Patients in the trial lost up to 13% of their body weight in 32 weeks. Analysts were looking for body-weight reduction in at least a mid-teens percentage for the drug to compete with Lilly’s experimental weight-loss pill, which helped patients with diabetes and obesity lose almost 15% in 36 weeks.

“The data highlights the very competitive nature of the obesity category,” with Lilly and Novo way ahead, Mizuho analyst Jared Holz said in a note. Pfizer’s pill “does not appear too competitive with the leading drugs,” he said. 

Path forward

While the most common adverse events in the study were mild, nausea was seen in up to 73% of patients, vomiting in up to 47% and diarrhea in up to 25%. Pfizer said it will continue developing a once-daily version of the pill that may improve be more tolerable.

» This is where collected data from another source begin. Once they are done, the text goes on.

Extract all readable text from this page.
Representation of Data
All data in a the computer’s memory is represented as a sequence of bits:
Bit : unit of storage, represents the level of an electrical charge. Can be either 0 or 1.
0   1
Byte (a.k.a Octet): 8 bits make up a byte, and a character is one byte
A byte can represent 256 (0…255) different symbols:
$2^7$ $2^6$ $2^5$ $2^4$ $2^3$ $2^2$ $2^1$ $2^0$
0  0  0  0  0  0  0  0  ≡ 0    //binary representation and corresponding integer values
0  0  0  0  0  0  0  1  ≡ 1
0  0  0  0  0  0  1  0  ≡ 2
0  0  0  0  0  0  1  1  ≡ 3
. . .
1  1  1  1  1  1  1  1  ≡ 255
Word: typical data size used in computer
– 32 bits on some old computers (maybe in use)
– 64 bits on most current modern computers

More data from that version is expected in the first half of next year. 

The outcome of those studies will “inform a path forward,” Pfizer said.

The drugmaker is looking for new products to make up for the huge gap left by the fading pandemic. Pfizer slashed its annual sales forecast range by $9 billion on Oct. 13, citing falling sales of Covid-19 shots and the company’s Paxlovid pill.

Pfizer has said that oral weight-loss drugs will capture a third of the obesity market. The company had pinned its weight-loss hopes on danuglipron after discontinuing another experimental obesity drug in June due to safety concerns.

The study enrolled 630 patients with obesity across the US, Canada, Japan and Taiwan, who received the experimental drug for as long as 10 months.